Doch keine EuGH-Entscheidung über Beihilfecharakter der Steuerbegünstigung für Betriebe der öffentlichen Hand.
In unserem Newsletter Nr. 5 vom 30. Oktober 2019 hatten wir über die Absicht des Bundesfinanzhofes (BFH) in München berichtet, den Gerichtshof der Europäischen Union (EuGH) mit einem Vorlagebeschluss (Az. I R 18/19) um eine Vorabentscheidung bezüglich der von ihm vermuteten Unzulässigkeit der Steuerbegünstigung für dauerdefizitäre Tätigkeiten von der öffentlichen Hand beherrschter Kapitalgesellschaften im deutschen Körperschaftssteuerrecht zu ersuchen.

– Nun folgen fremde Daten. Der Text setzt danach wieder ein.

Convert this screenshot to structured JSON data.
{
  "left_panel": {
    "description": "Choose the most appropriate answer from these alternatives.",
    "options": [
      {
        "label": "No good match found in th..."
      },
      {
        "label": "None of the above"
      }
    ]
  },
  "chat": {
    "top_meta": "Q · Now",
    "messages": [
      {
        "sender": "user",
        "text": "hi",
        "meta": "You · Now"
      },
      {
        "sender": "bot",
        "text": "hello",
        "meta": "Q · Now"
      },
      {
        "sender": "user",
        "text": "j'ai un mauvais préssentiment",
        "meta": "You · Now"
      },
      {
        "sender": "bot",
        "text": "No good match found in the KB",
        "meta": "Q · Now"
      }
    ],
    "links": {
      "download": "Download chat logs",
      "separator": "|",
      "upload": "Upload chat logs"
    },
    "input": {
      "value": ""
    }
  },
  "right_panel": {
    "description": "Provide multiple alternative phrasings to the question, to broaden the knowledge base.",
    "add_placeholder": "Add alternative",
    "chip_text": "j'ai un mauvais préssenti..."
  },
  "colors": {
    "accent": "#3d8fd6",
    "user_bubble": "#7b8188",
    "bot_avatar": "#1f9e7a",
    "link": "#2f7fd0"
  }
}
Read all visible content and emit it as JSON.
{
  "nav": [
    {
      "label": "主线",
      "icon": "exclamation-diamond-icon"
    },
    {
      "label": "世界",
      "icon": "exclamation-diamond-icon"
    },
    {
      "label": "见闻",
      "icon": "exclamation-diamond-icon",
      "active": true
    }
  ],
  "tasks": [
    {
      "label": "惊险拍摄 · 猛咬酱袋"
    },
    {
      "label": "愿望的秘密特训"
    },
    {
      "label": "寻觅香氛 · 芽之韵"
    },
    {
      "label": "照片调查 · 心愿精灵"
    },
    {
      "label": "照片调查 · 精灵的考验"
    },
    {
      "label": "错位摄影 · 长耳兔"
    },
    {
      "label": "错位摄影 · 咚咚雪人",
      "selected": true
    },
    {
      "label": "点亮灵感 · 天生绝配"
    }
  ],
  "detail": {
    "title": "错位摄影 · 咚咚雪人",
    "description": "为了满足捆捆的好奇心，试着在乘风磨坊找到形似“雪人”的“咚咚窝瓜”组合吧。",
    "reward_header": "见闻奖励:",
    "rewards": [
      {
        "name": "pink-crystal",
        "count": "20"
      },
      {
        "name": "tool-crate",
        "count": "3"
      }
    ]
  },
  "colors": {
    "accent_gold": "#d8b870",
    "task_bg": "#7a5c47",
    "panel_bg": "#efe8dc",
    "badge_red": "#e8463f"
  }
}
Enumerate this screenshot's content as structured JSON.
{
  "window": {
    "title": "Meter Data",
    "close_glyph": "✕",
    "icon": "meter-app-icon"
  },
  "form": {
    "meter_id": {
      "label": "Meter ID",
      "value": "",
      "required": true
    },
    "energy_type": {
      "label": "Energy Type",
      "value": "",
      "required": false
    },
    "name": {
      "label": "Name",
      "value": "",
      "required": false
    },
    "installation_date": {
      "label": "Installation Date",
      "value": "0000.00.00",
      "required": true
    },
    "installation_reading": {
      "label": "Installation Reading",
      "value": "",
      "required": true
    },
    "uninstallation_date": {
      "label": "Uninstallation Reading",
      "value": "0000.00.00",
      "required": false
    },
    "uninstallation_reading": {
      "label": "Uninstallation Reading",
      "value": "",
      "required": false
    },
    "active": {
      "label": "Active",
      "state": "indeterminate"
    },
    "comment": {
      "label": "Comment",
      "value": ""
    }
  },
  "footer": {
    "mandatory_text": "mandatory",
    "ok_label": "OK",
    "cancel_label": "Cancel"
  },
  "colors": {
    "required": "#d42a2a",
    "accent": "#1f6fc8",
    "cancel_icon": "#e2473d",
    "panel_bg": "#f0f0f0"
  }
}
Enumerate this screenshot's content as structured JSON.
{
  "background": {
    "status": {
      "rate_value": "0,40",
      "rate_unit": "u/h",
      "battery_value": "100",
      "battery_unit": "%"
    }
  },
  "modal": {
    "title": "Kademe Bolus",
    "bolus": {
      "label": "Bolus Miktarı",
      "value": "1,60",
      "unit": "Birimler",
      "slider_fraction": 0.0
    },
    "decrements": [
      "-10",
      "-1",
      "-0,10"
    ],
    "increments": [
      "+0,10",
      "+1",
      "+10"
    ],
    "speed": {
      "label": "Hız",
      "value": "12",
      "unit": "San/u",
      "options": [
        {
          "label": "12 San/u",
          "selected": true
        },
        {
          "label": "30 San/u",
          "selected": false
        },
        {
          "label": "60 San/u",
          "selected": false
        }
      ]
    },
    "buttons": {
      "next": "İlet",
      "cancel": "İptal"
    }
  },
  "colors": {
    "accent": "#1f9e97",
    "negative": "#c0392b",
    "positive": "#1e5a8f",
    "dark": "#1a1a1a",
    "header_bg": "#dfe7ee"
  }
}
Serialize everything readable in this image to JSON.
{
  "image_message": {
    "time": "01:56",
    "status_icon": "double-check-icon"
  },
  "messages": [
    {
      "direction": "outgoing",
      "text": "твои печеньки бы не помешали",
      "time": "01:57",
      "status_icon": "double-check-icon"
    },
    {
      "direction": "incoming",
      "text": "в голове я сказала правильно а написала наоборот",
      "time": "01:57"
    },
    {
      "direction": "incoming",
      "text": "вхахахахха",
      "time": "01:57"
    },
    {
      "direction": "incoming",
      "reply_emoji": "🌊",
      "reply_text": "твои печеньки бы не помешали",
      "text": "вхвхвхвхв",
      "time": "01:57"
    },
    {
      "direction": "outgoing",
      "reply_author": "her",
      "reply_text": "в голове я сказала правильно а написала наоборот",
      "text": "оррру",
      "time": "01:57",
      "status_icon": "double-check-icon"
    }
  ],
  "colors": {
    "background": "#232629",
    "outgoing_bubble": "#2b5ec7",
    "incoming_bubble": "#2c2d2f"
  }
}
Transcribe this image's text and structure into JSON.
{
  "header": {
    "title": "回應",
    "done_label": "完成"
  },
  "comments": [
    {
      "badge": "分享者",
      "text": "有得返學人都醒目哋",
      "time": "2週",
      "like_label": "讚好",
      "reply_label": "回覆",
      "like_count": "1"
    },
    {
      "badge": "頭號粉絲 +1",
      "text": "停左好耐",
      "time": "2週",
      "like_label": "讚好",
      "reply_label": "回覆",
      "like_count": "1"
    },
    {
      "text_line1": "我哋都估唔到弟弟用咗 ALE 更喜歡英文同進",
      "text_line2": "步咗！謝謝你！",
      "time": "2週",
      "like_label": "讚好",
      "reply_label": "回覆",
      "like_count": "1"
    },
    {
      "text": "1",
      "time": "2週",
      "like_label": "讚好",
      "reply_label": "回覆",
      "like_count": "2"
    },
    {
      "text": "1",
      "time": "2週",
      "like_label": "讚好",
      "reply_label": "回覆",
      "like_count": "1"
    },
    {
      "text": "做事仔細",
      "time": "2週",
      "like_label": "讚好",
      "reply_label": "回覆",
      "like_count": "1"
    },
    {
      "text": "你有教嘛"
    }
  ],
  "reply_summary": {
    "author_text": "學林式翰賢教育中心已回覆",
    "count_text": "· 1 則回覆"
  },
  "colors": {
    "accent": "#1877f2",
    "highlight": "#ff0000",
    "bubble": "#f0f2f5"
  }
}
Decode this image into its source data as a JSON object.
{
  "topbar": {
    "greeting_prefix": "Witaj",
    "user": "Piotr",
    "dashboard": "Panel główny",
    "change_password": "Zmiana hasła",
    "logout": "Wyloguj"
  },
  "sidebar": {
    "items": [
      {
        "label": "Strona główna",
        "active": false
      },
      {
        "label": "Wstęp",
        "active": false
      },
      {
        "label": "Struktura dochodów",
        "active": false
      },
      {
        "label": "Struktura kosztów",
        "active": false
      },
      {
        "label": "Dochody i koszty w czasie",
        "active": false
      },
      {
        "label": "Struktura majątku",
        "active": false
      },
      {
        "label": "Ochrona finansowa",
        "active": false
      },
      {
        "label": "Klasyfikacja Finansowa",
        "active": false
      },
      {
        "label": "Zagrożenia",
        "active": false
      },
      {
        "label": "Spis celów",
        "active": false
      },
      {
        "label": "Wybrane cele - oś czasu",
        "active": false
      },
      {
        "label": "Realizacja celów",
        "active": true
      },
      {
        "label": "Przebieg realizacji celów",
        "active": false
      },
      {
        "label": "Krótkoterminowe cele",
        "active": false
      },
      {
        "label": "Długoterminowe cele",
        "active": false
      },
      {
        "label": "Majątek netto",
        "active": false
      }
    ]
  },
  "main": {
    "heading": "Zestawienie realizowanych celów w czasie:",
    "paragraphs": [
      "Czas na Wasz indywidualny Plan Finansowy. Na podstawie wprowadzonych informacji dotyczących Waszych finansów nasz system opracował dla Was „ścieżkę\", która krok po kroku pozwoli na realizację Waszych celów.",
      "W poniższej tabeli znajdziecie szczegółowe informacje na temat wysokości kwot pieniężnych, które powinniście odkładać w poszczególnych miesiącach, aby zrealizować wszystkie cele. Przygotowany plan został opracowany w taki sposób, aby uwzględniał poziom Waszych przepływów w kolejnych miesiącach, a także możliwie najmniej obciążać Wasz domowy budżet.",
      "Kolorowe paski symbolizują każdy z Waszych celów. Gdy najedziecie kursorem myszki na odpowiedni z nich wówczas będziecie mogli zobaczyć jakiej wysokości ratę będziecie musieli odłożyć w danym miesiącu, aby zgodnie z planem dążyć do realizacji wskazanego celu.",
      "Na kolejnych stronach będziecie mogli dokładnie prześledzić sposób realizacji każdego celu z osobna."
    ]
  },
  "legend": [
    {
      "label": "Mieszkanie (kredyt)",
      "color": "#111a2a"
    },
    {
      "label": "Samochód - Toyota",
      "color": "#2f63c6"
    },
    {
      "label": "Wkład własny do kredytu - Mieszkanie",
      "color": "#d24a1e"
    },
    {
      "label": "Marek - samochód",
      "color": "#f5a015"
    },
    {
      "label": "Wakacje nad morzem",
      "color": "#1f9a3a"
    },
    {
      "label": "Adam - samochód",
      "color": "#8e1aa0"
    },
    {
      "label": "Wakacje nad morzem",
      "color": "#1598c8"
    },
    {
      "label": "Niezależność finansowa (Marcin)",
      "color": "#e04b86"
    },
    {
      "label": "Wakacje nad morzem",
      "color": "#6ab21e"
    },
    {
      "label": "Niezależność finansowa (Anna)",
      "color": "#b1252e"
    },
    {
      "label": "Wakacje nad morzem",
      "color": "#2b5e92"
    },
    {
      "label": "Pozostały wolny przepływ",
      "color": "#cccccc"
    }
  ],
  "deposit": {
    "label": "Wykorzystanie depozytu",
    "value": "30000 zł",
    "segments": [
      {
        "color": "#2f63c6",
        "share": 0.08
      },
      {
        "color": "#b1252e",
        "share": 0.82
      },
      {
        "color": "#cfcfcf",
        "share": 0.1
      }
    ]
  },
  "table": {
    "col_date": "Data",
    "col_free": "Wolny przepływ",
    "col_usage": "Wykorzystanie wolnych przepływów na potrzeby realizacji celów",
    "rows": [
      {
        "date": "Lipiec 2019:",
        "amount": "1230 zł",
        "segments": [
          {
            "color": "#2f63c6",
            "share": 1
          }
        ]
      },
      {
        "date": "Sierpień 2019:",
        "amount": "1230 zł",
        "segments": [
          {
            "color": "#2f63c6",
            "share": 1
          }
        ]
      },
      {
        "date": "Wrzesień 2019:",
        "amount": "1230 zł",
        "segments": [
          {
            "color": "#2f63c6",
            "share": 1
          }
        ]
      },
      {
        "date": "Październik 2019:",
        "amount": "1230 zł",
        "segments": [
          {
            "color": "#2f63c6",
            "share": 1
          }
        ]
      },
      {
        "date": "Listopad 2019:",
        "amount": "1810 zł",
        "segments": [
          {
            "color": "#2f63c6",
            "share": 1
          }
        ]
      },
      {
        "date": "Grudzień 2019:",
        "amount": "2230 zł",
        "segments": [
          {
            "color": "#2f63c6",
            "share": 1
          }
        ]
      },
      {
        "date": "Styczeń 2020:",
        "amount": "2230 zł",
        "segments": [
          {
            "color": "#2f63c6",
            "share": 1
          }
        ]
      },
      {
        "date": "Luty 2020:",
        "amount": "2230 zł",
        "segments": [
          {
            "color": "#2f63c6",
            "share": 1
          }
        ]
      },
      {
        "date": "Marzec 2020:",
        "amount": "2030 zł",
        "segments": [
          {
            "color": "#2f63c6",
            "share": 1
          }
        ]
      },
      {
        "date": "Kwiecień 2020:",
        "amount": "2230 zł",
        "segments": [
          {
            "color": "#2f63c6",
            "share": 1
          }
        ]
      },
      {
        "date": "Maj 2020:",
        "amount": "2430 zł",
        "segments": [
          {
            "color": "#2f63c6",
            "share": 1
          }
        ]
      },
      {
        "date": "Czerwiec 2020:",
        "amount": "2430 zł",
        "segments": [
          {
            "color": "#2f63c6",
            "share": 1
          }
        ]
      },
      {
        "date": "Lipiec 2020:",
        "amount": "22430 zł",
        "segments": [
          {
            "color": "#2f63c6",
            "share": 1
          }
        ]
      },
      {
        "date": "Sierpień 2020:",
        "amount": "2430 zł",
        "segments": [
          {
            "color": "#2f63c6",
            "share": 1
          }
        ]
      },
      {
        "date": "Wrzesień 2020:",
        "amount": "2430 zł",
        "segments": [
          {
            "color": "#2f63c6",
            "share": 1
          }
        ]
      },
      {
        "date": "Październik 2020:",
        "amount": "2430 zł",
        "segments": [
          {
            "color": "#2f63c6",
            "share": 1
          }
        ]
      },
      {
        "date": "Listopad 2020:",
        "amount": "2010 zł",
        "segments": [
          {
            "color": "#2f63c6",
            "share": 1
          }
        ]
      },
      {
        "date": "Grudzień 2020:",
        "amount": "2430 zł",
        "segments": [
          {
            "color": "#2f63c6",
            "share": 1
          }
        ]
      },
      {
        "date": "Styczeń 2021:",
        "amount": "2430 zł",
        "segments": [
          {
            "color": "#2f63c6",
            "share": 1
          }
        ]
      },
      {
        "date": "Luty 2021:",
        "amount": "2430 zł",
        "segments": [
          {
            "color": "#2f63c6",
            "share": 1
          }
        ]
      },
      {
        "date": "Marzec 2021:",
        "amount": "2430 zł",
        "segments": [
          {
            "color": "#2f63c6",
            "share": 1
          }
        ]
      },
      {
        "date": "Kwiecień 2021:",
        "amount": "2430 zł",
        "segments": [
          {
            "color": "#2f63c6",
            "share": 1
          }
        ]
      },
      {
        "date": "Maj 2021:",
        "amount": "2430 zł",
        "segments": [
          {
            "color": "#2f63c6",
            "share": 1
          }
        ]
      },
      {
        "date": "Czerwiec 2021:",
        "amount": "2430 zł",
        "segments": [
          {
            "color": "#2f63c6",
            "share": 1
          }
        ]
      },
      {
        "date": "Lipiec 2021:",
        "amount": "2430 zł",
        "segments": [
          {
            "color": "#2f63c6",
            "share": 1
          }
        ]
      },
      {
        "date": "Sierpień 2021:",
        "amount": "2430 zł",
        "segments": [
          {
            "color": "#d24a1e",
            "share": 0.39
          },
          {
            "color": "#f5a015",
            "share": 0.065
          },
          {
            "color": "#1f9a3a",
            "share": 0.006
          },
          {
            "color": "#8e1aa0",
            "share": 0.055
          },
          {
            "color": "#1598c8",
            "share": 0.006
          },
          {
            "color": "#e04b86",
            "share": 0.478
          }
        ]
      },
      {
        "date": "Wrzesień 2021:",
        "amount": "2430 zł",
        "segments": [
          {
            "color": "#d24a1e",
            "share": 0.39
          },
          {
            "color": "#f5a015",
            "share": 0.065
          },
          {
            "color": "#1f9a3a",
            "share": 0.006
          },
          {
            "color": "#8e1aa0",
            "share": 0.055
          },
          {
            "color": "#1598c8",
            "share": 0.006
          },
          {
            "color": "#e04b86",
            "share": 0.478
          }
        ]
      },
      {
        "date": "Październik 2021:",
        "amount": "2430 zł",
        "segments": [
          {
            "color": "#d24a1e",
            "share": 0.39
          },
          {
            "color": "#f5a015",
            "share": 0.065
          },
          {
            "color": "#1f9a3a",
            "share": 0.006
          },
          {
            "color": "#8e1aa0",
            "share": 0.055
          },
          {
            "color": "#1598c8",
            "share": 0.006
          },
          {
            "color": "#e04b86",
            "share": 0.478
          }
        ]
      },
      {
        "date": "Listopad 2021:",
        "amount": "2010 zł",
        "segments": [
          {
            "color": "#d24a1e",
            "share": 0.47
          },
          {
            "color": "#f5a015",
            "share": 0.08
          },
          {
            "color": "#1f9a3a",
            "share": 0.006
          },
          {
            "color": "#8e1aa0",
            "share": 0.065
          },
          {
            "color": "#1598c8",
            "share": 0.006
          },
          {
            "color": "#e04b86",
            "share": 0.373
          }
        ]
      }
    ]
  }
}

Der BFH ist der Auffassung, dass es sich dabei um eine unzulässige staatliche Beihilfe handelt, die mit dem EU-Binnenmarkt nicht vereinbar sei, weil die Regelung in § 8 Abs. 7 S. 1 Nr. 2 KStG kommunalen Eigengesellschaften einen dauerhaften selektiven Vorteil gegenüber den anderen Steuerpflichtigen verschaffe.
Beim sogenannten steuerlichen Querverbund geht es um die Finanzierbarkeit des Betriebes von dauerdefizitären kommunalen Tätigkeiten der Daseinsvorsorge wie beispielsweise ÖPNV, Bibliotheken oder Schwimmbädern. Durch Auslagerung dieser defizitären Einrichtungen etwa in gemeindliche Stadtwerke können die profitabel arbeitenden Stadtwerke Steuern sparen, weil sie das Minus ihrer finanziell notleidenden GmbH-Töchter ausgleichen müssen. Dieser steuerliche Querverbund zwischen profitablem Mutterunternehmen und dauerdefizitären GmbH-Töchtern ist nach dem deutschen Körperschaftsteuergesetz ausdrücklich zulässig und gewollt. Denn ohne diesen Querverbund wäre innerhalb kürzester Zeit ein Massensterben der kommunalen Schwimmbäder die Folge.
Der BFH musste nunmehr mit Beschluss vom 29. Januar 2020 (Az. I R 4/20) sein auf europäischer Ebene betriebenes Verfahren einstellen, nachdem die Klägerin des Rechtsstreits die Revision zurückgenommen und das beklagte Finanzamt dem zugestimmt hatte. Damit ist dem Vorlagebeschluss des BFH an den EuGH die Grundlage entzogen worden. Das wird vom BFH erkennbar bedauert. Denn dieser betont in seiner Rücknahmeentscheidung, dass es damit (zunächst) nicht zur Klärung der Frage komme, ob die Steuerbegünstigung nach § 8 Abs. 7 S. 1 Nr. 2 KStG eine selektive Beilhilfe für bestimmte Unternehmen oder Produktionszweige darstellt und damit als genehmigungspflichtige staatliche Beihilfe im Sinne von Art. 107 Abs. 1 in Verbindung mit Art. 108 Abs. 3 des Vertrages über die Arbeitsweise der Europäischen Union (AEUV) anzusehen sei, allerdings das Recht der Europäischen Kommission unberührt bleibe, von sich aus die Vereinbarkeit der Steuerbegünstigung mit dem Binnenmarkt im Rahmen des hierfür in Art. 108 AEUV vorgesehenen Verfahrens zu prüfen. Nachzulesen in der Pressemitteilung des BFH Nr. 8 vom 06. Februar 2020
➢ BFH vom 29. Januar 2020 https://bit.ly/3bzWPsZ
Der Einstellungsbeschluss des BFH vom 29. Januar 2020 ist für die Städte und Gemeinden von großer Bedeutung, weil an der Privilegierungsregelung für kommunale Betriebe im KStG zunächst nicht gerüttelt wird. Sollte der EuGH allerdings zu einem späteren Zeitpunkt das Vorliegen einer genehmigungspflichtigen staatlichen Beihilfe nach Art. 107 Abs. 1 AEUV bejahen, hätte dies weitreichende Folgen für sämtliche Bereiche der kommunalen Daseinsvorsorge und könnte dann zu erheblichen Steuernachforderungen bei den Kommunen führen.